Un militaire des Forces canadiennes a été accusé lundi d'avoir transmis à un pays étranger des informations pouvant affecter les intérêts du Canada.

Le cas devrait faire réaliser aux Canadiens que leur pays n'est pas immunisé aux efforts d'espionnage d'autres pays, selon Bob Paulson, le commissaire de la Gendarmerie royale du Canada.

Jeffrey Paul Delisle, âgé de 40 ans, a comparu en cour provinciale à Halifax pour faire face à deux accusations en vertu de la Loi sur la protection de l'information.

Les documents judiciaires indiquent que l'une des présumées violations aurait eu lieu entre le 6 juillet 2007 et le 13 janvier 2012, alors que la seconde se serait produite la semaine dernière.

Delisle, qui habite la région de Halifax, devra aussi se défendre contre une accusation d'abus de confiance portée en vertu du Code criminel. Cette infraction se serait aussi produite entre le 6 juillet 2007 et le 13 janvier 2012.
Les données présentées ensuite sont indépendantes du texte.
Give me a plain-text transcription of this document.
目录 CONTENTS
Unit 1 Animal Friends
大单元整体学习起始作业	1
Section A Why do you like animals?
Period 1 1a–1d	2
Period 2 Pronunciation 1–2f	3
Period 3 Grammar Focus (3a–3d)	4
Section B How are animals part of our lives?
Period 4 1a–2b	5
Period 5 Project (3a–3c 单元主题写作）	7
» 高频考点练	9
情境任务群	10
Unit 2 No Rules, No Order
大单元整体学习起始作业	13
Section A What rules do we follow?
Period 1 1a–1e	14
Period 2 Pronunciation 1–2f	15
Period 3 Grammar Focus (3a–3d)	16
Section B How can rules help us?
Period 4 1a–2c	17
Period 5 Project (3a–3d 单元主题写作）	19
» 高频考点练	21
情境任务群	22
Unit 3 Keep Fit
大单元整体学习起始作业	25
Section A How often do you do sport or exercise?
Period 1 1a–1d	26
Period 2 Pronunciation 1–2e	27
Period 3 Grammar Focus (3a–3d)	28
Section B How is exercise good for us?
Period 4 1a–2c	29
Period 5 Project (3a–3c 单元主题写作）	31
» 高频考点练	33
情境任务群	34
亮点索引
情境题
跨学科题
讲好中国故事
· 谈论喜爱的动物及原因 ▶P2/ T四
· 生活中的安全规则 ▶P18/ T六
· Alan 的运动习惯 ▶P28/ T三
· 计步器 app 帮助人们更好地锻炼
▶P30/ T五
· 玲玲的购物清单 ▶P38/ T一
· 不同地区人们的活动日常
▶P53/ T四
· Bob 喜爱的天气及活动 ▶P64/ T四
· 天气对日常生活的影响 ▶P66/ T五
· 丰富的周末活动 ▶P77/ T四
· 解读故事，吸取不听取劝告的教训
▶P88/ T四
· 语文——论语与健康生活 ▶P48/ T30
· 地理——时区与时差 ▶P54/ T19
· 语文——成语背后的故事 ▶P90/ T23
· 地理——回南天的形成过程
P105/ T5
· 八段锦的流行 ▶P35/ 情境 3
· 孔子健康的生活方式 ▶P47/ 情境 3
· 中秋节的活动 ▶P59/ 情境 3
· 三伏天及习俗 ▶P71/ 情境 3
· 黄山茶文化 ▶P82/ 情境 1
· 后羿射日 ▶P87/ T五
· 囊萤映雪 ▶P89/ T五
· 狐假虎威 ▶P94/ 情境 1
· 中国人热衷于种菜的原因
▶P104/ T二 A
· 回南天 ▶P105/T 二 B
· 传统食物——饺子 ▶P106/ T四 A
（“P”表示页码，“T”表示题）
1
Toutes les accusations sont liées à des faits présumés qui se seraient produits dans les secteurs de Halifax, d'Ottawa et de Kingston, en Ontario.

Delisle a été accusé en vertu d'une nouvelle section de la Loi sur la protection de l'information, adoptée par les Communes dans la foulée des attentats du 11 septembre 2001.

Selon la Gendarmerie royale du Canada (GRC), il s'agit de la première fois qu'un Canadien se fait reprocher d'avoir contrevenu à ces dispositions. Son commissaire, Bob Paulson, a émis un communiqué au sujet des accusations, mais n'a pas révélé de détails concernant les informations qui auraient été transmises.

«Malgré la gravité des accusations, la GRC n'a décelé aucune menace pour la sécurité publique liée à cette situation à l'heure actuelle», a-t-il déclaré.

«L'enquête démontre que le Canada n'est pas à l'abri des menaces que constituent les entités étrangères qui cherchent à porter atteinte à la souveraineté du Canada. Nous devons toujours faire preuve de vigilance à l'égard de la menace réelle d'espionnage étranger ainsi que continuer de consacrer du temps et des ressources à la prévention et à la détection de tels actes de même qu'aux enquêtes et aux poursuites s'y rattachant.»

Delisle devra rester derrière les barreaux jusqu'à mardi, lorsqu'il reviendra en cour.

Le ministère de la Défense a fait savoir que Jeffrey Paul Delisle est un sous-lieutenant de la marine et un agent du service de renseignement.

Des sources ministérielles ont également mentionné que l'homme travaillait dans un centre de renseignements et de communications de la marine à Halifax, où il était possible d'avoir accès aux informations confidentielles de pays membres de l'OTAN.

Elles ont ajouté que Delisle avait joint les rangs de la marine comme réserviste, en 1996, avant de devenir un membre à part entière des forces armées en 2001. Il a été promu officier en 2008, soit après avoir prétendument divulgué des informations.

En entrevue avec La Presse Canadienne, un expert en matière de sécurité a expliqué que des soupçons d'espionnage menaient rarement, au Canada, à des poursuites criminelles.

«Il existe d'autres méthodes que nous tentons d'utiliser pour faire cesser ces activités ou faire savoir aux individus impliqués qu'ils sont sous surveillance, ou encore qu'ils seront renvoyés dans leur pays d'origine», a mentionné Wesley Wark, un professeur de l'Université de Toronto.

Il a ajouté que cette réticence des autorités à déposer des accusations était notamment liée au fait qu'elles souhaitaient empêcher la divulgation d'informations confidentielles en cour.

M. Paulson a indiqué que l'enquête impliquait le Service canadien du renseignement de sécurité, les Forces canadiennes et l'Agence des services frontaliers du Canada.

«Grâce à leur dévouement et à leur détermination, les femmes et les hommes de la GRC qui ont travaillé avec diligence à cette enquête ont eu des effets positifs sur la sécurité des Canadiens et sur la protection de la souveraineté de notre pays», a-t-il écrit.